Africa is not a country! Understanding the Continent

As someone whose work consists of traveling abroad, conducting interviews, and observing different types of social practices and interactions, I wanted to design a course which allowed students to engage in international issues and conduct their own research, but without having to leave campus. I hoped that students could come to understand that research, too, can be an everyday affair, as long as we ask questions of the world around us. Also, I wanted students to filter through stereotypical representations of the developing world, and of Sub-Saharan Africa in particular.

Thus, Africa is not a Country! Understanding the Continent was born. We began the semester by questioning what we know about Africa, how we know it, and why we believe it to be true. These questions drove students to immediately investigate the world around them, and within a few classes they were talking about representations of wilderness inThe Lion King, the portrayal of African warfare and the arms trade in James Bond movies, the depictions of poverty and famine in The New York Times, and why information about African art, culture, and peoples is often displayed in natural history museums, alongside displays of fossils and animals.

Students continued this inquiry through three specific blog posts that asked them to work with news articles, op-eds, and images or videos. The two major Writing Projects tied our questions to scholarly literature. The first Writing Project considered the history of representations of Africa through the analysis of colonial postcards, held in Duke’s Special Collections. During our trip to Special Collections, students also had the chance to see many of the original texts we read (a first edition of Heart of Darkness) or texts that are referenced in our readings. This helped to emphasize that the potential for research is all around them. For their final Writing Project, they chose a contemporary primary source for a research paper. In Fall 2011, these sources were varied: charity singles, films, memoirs, policies, humanitarian advertisements, and museum websites. The students had realized that the focus of research could be proximal and ‘everyday’.

Moreover, the final projects were a joy to read.

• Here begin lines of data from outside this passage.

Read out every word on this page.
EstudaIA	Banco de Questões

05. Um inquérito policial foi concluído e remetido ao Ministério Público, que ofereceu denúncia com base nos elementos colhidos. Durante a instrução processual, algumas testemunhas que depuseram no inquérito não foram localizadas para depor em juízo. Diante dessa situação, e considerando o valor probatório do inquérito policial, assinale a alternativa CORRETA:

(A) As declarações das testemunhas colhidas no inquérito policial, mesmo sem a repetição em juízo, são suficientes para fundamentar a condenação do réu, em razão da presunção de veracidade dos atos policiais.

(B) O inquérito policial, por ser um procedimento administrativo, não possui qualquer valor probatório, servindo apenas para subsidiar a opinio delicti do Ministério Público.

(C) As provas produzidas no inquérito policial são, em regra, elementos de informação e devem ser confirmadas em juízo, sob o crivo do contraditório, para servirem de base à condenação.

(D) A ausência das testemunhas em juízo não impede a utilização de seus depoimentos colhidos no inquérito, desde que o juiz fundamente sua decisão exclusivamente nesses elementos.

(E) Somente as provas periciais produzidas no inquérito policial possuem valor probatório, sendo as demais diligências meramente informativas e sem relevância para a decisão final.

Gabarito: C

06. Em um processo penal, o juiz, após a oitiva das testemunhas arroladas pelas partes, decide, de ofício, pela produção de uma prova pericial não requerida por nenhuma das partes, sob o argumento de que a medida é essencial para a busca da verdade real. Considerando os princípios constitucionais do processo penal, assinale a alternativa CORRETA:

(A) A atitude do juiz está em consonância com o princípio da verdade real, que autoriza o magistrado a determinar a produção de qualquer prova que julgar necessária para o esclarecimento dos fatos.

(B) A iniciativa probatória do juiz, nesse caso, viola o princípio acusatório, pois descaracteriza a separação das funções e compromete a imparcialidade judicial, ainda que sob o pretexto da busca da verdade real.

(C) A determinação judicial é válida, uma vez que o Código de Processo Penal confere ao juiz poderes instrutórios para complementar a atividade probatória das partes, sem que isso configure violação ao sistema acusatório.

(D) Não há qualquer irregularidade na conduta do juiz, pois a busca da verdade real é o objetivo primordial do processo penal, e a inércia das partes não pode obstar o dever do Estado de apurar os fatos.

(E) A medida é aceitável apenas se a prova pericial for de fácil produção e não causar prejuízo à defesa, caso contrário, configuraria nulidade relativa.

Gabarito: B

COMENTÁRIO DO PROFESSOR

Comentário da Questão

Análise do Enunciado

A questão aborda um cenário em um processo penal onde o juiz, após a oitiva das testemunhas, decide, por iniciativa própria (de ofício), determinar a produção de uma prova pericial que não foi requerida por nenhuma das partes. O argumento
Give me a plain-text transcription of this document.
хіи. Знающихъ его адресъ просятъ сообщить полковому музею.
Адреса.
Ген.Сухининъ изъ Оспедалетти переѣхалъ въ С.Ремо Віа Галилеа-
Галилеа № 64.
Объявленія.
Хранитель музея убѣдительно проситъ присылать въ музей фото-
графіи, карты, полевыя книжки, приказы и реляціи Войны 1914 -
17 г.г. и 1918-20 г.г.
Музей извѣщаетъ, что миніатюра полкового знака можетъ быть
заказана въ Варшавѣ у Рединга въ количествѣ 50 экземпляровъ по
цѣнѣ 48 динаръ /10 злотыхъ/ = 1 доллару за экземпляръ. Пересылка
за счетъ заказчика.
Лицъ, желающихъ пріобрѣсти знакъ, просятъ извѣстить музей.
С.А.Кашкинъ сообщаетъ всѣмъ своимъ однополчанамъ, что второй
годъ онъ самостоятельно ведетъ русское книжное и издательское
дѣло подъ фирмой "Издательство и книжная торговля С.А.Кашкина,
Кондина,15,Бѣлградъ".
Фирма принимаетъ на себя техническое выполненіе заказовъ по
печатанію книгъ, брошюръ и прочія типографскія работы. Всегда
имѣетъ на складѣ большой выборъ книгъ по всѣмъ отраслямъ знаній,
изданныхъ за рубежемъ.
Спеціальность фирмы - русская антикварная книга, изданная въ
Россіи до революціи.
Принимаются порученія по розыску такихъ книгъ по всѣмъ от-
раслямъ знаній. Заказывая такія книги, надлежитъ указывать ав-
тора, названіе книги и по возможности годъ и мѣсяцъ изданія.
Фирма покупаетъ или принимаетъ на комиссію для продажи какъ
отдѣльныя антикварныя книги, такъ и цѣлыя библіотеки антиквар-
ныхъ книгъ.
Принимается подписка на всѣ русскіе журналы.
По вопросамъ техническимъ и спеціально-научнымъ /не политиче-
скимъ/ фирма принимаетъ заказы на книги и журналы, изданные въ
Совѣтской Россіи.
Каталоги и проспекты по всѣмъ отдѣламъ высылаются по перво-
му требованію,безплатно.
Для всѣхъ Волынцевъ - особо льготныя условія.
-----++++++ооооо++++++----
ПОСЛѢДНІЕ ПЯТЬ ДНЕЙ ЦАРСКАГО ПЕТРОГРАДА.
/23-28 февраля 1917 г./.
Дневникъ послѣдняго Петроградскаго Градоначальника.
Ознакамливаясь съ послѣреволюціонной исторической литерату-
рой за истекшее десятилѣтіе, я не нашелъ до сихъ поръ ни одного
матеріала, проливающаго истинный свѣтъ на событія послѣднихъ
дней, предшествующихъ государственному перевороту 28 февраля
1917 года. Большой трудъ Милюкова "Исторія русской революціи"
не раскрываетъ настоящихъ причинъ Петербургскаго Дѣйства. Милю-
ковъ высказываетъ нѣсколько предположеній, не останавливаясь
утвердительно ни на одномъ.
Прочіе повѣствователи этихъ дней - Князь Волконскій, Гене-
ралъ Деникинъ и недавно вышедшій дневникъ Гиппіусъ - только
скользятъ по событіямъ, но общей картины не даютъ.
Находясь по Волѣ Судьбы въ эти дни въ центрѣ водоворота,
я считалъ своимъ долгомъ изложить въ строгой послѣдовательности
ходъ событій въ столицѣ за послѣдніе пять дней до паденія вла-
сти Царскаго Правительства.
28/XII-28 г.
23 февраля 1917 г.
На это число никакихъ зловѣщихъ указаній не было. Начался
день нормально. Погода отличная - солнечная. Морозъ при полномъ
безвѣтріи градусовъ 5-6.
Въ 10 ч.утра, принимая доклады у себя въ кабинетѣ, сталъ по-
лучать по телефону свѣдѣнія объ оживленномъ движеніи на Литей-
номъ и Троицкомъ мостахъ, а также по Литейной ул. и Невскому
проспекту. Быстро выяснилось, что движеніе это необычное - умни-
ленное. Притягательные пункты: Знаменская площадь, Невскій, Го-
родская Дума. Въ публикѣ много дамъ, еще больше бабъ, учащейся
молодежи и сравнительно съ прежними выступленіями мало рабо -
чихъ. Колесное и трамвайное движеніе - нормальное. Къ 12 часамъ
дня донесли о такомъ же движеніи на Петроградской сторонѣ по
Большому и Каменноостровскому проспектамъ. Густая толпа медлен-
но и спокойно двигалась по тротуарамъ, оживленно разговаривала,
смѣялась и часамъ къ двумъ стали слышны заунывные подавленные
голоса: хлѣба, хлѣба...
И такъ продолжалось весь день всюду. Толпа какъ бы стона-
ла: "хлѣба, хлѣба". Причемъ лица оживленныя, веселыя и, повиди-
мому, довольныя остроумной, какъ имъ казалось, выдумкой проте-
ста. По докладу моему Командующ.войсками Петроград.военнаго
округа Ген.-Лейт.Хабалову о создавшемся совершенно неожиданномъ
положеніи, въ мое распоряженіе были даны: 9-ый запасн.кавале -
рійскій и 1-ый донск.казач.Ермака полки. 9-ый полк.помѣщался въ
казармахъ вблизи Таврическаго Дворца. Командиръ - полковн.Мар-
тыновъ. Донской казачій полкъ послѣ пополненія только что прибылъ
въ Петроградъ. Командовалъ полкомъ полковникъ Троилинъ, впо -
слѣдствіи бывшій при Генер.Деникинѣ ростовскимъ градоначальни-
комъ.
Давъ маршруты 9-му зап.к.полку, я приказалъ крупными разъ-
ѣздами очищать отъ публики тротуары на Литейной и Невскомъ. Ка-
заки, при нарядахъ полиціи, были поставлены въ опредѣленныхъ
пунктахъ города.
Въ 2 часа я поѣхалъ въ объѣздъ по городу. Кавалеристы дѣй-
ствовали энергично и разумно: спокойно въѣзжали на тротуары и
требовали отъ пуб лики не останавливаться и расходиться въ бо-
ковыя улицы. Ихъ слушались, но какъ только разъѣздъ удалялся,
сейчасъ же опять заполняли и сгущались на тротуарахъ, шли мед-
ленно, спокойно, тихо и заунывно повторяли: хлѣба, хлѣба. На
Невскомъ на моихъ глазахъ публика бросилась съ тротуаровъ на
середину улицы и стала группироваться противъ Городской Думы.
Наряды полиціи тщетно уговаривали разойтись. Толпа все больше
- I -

Students effectively demonstrated that they had not only learned how to work with primary materials, but that they could conduct effective research and construct creative projects. Topics included an analysis of the Enough Project’s campaign against so-called conflict minerals, an investigation of the representation of Africa through the World Cup songs, an evaluation of the Smithsonian’s Africa exhibit, and a comment on the stereotypes of Africa present in the film Madagascar.

And all of them know that Africa is not a country!